I gather from this remark that you are not a student of history. As you should recall, during the first Gulf War Israel remained silent. As the Iranians do today, Sadam Hussein repeatedly threatened to destroy the Jewish State. It was reported and confirmed that for years he provided significant funds to Palestinian families from which a member lost his\her life in a terrorist attack upon Israel’s civilian population.

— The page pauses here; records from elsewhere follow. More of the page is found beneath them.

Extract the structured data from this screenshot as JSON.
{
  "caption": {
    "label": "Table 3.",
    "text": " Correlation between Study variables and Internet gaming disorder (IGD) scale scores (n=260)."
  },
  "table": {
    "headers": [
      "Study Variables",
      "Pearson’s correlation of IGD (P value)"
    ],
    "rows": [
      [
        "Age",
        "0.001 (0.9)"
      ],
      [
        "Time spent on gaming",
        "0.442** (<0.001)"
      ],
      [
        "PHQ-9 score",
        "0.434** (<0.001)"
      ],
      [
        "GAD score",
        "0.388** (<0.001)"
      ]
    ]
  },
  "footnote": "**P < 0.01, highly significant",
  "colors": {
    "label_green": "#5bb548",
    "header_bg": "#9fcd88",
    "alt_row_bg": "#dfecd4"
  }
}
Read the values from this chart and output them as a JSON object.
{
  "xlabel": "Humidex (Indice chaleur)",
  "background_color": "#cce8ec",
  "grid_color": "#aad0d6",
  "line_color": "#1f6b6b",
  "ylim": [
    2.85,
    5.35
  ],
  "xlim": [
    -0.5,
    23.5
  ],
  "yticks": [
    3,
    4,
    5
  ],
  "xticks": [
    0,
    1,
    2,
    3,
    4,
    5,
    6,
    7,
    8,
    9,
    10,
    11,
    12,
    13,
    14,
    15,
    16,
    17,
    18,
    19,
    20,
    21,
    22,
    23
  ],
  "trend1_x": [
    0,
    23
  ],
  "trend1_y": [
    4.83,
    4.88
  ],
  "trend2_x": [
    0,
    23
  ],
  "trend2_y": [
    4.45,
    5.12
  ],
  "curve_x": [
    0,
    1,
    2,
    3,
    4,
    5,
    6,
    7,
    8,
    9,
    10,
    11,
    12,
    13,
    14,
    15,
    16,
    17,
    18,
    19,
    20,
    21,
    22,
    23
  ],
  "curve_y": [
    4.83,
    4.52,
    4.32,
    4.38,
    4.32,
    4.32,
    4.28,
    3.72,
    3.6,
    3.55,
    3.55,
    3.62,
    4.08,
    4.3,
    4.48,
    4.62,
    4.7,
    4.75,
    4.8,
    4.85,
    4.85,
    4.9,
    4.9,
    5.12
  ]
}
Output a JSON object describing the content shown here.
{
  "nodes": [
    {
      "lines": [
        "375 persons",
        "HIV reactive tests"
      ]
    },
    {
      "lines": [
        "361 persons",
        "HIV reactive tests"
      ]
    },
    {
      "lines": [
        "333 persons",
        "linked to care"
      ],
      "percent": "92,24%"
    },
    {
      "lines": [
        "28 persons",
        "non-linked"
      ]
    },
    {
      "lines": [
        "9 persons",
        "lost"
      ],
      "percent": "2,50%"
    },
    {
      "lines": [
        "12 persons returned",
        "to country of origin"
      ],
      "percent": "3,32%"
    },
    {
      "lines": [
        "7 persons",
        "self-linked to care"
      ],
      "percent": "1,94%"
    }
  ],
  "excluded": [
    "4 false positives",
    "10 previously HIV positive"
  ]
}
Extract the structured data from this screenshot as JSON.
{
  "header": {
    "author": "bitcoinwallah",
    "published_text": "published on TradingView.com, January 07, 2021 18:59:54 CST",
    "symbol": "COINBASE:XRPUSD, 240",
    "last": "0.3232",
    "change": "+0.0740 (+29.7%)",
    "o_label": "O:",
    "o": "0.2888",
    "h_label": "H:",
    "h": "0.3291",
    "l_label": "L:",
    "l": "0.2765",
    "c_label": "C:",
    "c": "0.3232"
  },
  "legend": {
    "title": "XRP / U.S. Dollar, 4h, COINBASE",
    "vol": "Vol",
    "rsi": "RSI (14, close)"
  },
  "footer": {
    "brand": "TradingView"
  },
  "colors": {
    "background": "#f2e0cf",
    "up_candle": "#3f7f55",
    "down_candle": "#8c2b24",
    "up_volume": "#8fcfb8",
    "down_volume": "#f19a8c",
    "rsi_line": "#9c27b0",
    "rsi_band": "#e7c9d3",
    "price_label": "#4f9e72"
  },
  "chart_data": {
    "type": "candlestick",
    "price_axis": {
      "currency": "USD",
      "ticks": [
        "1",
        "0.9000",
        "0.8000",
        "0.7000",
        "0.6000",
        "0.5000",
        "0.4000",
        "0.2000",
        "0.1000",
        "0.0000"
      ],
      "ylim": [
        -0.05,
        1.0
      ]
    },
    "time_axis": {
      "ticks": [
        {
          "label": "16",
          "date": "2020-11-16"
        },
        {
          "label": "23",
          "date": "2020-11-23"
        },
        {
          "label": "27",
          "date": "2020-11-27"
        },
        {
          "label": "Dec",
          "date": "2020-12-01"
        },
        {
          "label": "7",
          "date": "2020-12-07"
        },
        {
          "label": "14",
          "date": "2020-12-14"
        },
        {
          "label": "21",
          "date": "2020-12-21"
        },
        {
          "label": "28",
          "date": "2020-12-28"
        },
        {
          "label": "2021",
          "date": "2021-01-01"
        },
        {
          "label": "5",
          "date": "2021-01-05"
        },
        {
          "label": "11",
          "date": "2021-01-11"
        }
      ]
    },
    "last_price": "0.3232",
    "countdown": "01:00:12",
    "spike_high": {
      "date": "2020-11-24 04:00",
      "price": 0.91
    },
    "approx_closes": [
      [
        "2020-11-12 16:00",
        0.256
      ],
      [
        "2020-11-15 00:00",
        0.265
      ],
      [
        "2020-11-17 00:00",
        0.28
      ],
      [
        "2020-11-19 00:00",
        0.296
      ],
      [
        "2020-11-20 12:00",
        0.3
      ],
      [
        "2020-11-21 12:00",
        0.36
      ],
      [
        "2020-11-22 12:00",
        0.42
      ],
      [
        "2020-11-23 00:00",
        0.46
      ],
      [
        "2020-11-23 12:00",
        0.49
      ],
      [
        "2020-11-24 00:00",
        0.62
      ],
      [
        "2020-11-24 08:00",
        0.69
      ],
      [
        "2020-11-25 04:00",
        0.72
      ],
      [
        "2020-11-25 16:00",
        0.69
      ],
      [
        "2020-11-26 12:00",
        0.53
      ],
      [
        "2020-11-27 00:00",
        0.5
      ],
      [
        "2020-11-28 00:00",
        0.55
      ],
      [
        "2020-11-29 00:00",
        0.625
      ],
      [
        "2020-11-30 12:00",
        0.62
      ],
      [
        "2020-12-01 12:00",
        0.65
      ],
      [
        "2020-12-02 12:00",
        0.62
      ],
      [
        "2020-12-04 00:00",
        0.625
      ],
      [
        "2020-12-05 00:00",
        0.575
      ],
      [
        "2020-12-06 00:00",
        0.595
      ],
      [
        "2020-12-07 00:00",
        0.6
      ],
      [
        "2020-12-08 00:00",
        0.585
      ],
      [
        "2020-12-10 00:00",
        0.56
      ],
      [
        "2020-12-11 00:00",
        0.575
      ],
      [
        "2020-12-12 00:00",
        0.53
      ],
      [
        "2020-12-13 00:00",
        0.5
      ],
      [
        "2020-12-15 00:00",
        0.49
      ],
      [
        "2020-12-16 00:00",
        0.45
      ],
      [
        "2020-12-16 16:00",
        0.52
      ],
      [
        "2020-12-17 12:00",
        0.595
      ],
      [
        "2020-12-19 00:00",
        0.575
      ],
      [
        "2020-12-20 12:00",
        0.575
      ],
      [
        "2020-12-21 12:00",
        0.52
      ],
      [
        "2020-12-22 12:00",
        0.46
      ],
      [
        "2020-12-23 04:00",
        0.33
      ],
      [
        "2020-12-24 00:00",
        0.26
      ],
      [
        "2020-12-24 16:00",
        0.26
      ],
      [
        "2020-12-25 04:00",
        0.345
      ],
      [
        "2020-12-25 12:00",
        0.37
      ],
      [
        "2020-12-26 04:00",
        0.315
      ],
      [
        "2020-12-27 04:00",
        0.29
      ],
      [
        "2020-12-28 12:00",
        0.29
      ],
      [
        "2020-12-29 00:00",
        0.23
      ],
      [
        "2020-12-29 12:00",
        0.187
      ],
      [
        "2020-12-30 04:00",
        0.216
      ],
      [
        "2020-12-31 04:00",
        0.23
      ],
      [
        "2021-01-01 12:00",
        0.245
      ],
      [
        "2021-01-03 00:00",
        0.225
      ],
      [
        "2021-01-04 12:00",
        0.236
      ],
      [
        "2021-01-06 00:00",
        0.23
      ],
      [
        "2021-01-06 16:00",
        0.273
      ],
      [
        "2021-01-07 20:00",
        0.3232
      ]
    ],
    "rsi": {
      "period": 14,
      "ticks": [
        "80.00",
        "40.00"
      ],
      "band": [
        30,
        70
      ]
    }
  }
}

In total Iraq launched 88 Russian SCUD missiles, 46 of them were fired at Saudi Arabia and 42 at Israel’s civilian population. Israel did not respond respecting the desires of the United States. While I am not an historian by profession, I do have some knowledge of world history. I do not recall a nation most able to respond to an attack on its home soil, an attack on its civilian population, not acting on its internationally recognized right to respond in kind to an act of war. Do you?
The last person in the world who wants war with Iran is Prime Minister Netanyahu as he knows that the first target of the Iranians, whether Israel is involved in that war or not, will be the civilian population of his nation. Netanyahu took the unusual step of appearing before Congress, with the knowledge that our President was not in favor of his action, with the knowledge that, unlike what the American press has reported, this step may very well hurt him in the upcoming Israeli elections, motivated by one issue only – his desire to protect the civilian population of Israel and the very survival of his nation and the world. It is the Prime Minister’s assessment, and the assessment of the majority of Americans, that what we know of the negotiations by the United States with Iran, will lead to Iran becoming a nuclear power. It already has the ability to deliver a nuclear warhead to Israel and is in the process of developing ICBMs enabling it to deliver a nuclear warhead to New York and Washington. The first atomic bomb it launches will be at Israel. The Prime Minister believes that a tougher stance in negotiations with Iran on the part of the United States will yield the goal we all seek – an Iran unable to develop a nuclear bomb.
Your cynical conclusion that Prime Minister Netanyahu would like nothing better than to have the United States enter into a war with Iran thus allowing American blood to be shed in a confrontation which would significantly accrue to the benefit of Israel, has been from time immemorial one of the traditional canards of anti-Semitism, that Jews manipulate the world to their own benefit. It seems you have forgotten that from the very birth of the Jewish State, it has been a policy of Israel not to involve American troops in its defense. The Prime Minister himself is a seasoned warrior on behalf of his nation, His family lost his own brother in the famous Entebbe raid. He fully understands the horrors of war.
I understand your partisan politics, your desire to stand with our President. Yet, to mouth an accusation against the Prime Minister of Israel which smacks of classical anti-Semitism is unacceptable even from a partisan politician.